Biography
Ignacio Vidal Portabales is Associate Professor of Mercantile Law at the University of Santiago de Compostela. His first novel, Diogenes in Dolorida (2013), a light-hearted look at romantic relationships, received the prestigious Blanco Amor Award for long novels. He then published The Inspector and Me (2016), about a boudoir photographer in a peaceful town who receives a visit from an inspector, and Lara and Sabela (2020), about the owner of an art gallery who models for one of her clients. His novel Remote Islands (2022), a reference to the islands of Galicia and Columbia, won another major Galician literary award, the García Barros.
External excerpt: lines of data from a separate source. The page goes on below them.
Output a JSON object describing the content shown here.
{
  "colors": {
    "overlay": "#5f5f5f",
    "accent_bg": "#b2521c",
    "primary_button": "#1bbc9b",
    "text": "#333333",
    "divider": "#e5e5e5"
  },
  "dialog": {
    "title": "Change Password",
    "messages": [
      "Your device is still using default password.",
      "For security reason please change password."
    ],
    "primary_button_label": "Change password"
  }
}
His YA title Blood in the Drone (2022) tells of an orphan boy who designs drones in the City of Bells and who must confront the triads in order to save the girl he loves.

Synopsis
Remote Islands (216 pages) is Ignacio Vidal Portabales’s fourth novel in the Galician language and won the García Barros Award in 2022. It is divided into two parts and seven chapters. In the first chapter, Cata and Luci are sisters. They are in a tiny apartment with only two rooms, narrow like a toy train. They are waiting for their father to arrive.
Sample
The apartment was tiny. Barely a room and a bedroom, narrow as the carriage of a toy train. The former acted as a kitchen and dining room; the latter, despite its scant dimensions, was divided by a kind of folding screen made out of two thin sticks miraculously supporting a blue and white bedspread. The idea on the part of whoever carried out this improvement was to safeguard the inhabitants’ intimacy, but such an aspiration was seen to be almost impossible given the physical reality of the space in question. That said, it held a bed and a cot, which was positioned a little obliquely. There were shelves on the upper section of the wall, crammed with the most diverse objects, as if the variety of contents were enough to give it the category of home: a rusty fan, balancing precariously; puzzle magazines, the letters on the covers almost faded because of the sun; a few unopened cans of food, either side of an old doll; several glass jars full of remnants and buttons, similar to those you might find in a haberdasher’s; a solitary bag of rice, which gave every impression of being out of date; a guide to breeding goldfinches; a child’s book for doing sums; two suspicious-looking nappies; a small toolbox sitting on a worn cushion; a table lamp, coupled with a broken lectern; and even a device for pumping up bicycle tyres. There, in that disorder, lived two girls.